EVENT

The History of Gaza w/ Jean-Pierre Filiu & Rashid Khalidi

16 Feb 2024 – 17:00 - 18:00 GMT
Columbia University (online)

Join French historian Jean-Pierre Filiu as he provides insights into the past and present importance of Gaza in this virtual conversation with Rashid Khalidi.

About Gaza: A History

Through its millennium–long existence, Gaza has often been bitterly disputed while simultaneously and paradoxically enduring prolonged neglect. Jean-Pierre Filiu’s book is the first comprehensive history of Gaza in any language.

Squeezed between the Negev and Sinai deserts on the one hand and the Mediterranean Sea on the other, Gaza was contested by the Pharaohs, the Persians, the Greeks, the Romans, the Byzantines, the Arabs, the Fatimids, the Mamluks, the Crusaders and the Ottomans. Napoleon had to secure it in 1799 to launch his failed campaign on Palestine. In 1917, the British Empire fought for months to conquer Gaza, before establishing its mandate on Palestine.

In 1948, 200,000 Palestinians sought refuge in Gaza, a marginal area neither Israel nor Egypt wanted. Palestinian nationalism grew there, and Gaza has since found itself at the heart of Palestinian history.
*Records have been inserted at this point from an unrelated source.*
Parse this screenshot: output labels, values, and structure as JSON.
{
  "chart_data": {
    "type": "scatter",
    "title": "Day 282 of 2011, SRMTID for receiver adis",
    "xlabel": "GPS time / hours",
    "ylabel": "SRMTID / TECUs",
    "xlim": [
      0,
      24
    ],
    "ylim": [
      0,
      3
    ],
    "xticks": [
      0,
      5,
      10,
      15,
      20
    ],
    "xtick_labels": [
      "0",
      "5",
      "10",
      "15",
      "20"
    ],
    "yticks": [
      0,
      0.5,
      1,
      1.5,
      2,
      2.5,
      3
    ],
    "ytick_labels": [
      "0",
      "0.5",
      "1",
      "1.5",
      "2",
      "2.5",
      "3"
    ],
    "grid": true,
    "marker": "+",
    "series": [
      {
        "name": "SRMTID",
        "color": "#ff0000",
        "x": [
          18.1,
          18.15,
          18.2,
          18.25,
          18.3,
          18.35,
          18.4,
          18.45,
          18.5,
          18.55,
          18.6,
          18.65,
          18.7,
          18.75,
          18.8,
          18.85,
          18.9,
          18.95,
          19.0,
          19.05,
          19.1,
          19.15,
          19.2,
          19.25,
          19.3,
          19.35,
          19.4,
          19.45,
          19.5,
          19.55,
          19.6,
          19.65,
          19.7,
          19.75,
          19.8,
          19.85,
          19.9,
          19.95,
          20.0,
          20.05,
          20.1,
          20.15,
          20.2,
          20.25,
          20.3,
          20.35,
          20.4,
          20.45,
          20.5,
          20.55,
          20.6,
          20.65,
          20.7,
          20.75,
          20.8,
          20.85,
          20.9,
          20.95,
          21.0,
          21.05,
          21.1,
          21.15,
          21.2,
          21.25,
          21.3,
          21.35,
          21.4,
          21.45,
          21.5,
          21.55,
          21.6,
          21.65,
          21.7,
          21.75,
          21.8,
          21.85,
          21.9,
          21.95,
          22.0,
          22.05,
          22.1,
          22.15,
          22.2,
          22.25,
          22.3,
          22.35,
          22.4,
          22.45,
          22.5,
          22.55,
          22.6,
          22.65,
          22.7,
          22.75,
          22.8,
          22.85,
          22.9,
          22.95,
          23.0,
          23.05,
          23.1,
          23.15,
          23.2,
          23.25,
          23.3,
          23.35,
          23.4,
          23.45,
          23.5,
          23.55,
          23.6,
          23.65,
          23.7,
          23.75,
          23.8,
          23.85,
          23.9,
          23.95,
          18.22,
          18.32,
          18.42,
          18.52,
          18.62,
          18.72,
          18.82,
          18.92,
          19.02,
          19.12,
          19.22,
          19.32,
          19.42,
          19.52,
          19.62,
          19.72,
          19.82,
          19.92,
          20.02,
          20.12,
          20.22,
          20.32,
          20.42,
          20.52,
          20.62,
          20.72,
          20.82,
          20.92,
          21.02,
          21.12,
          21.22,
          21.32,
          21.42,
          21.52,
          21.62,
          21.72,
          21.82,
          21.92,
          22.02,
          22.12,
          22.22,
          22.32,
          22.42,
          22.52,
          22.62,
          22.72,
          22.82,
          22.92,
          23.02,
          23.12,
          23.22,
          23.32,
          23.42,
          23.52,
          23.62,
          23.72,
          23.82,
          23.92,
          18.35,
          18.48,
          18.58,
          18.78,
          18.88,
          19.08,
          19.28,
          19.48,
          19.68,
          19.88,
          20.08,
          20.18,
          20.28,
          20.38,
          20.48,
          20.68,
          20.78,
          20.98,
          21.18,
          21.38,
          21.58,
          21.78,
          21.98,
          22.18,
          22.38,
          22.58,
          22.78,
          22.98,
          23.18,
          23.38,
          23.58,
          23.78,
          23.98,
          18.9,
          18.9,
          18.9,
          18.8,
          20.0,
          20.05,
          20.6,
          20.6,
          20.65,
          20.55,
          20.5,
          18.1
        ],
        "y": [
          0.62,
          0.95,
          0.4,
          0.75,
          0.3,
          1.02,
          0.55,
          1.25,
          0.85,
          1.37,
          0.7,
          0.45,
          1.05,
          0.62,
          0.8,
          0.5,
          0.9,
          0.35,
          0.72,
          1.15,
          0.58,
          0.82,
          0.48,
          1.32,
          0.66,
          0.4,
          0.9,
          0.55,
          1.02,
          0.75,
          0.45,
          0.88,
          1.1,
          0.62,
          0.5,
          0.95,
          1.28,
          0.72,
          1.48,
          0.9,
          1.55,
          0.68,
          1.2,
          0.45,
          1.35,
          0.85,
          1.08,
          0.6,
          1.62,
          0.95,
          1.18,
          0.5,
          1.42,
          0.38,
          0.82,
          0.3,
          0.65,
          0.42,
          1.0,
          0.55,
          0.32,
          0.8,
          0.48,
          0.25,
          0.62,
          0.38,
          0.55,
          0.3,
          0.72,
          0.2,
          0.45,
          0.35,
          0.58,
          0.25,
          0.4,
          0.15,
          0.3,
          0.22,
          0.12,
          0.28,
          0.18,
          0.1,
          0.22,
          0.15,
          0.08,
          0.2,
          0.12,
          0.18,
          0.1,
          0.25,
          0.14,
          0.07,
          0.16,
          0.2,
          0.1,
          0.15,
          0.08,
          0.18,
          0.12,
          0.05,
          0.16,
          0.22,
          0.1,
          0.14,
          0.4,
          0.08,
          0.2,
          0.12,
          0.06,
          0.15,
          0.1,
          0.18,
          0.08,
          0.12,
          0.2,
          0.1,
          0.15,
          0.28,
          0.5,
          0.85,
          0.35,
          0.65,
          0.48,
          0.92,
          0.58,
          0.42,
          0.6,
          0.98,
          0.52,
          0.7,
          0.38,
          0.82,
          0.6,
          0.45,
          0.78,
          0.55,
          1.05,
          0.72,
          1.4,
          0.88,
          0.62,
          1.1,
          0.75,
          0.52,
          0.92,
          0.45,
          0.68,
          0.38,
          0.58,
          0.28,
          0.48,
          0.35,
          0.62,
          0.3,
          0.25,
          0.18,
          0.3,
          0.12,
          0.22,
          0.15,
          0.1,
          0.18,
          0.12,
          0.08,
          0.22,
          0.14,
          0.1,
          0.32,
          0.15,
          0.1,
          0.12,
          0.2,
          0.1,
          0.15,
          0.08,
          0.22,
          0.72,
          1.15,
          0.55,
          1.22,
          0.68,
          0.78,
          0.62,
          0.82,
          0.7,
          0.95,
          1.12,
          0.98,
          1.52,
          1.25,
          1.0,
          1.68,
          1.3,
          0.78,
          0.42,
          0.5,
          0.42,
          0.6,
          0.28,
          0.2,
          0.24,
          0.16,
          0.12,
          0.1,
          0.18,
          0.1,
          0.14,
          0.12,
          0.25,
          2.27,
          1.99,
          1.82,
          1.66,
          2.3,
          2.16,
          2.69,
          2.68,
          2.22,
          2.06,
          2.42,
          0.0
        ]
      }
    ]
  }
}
It is in Gaza that the fedayeen movement arose from the ruins of Arab nationalism. It is in Gaza that the 1967 Israeli occupation was repeatedly challenged, until the outbreak of the 1987 intifada. And it is in Gaza, in 2007, that the dream of Palestinian statehood appeared to have been shattered by the split between Fatah and Hamas. The endurance of Gaza and the Palestinians make the publication of this history both timely and significant.

About the speakers

Jean-Pierre Filiu is professor of Middle East Studies at Sciences Po, Paris. A historian and an Arabist, he has also held visiting professorships at the Universities of Columbia and Georgetown. Hurst and Oxford University Press published his Arab Revolution in 2011, Gaza, a History in 2014 (MEMO Book Award) and From Deep State to Islamic State in 2015, after University of California Press had published in 2011 his award-winning Apocalypse in Islam. He recently published  The Middle East, a Political History, from 395 to the Present with Polity, and Comment la Palestine fut perdu et pourquoi Israël n’a pas gagné: Histoire d’un conflit (XIX-XXIe siècle) with Seuil. Filiu’s books have been translated in more than fifteen languages, including Arabic and Turkish.

Rashid Khalidi is Edward Said Professor of Modern Arab Studies at Columbia University.  He is editor of the Journal of Palestine Studies, and was President of the Middle East Studies Association, and an advisor to the Palestinian delegation to the Madrid and Washington Arab-Israeli peace negotiations from October 1991 until June 1993. He is author of: The Hundred Years’ War on Palestine: A History of Settler Colonialism and Resistance, 1917- 2017 (2020); Brokers of Deceit: How the U.S. has Undermined Peace in the Middle East (2013); Sowing Crisis: American Dominance and the Cold War in the Middle East (2009); The Iron Cage: The Story of the Palestinian Struggle for Statehood (2006); Resurrecting Empire: Western Footprints and America’s Perilous Path in the Middle East (2004); Palestinian Identity: The Construction of Modern National Consciousness (1996); Under Siege: PLO Decision-Making During the 1982 War (1986); British Policy Towards Syria and Palestine, 1906-1914 (1980); and co-editor of Palestine and the Gulf (1982) and The Origins of Arab Nationalism (1991), and The Other Jerusalem: Rethinking the History of the Sacred City (2020).

This virtual conversation is co-sponsored by the Department of History, MESAAS, the Columbia Maison Française, the Society of Fellows and Heyman Center for the Humanities, the Acting Dean of Humanities, and the Middle East Institute at Columbia.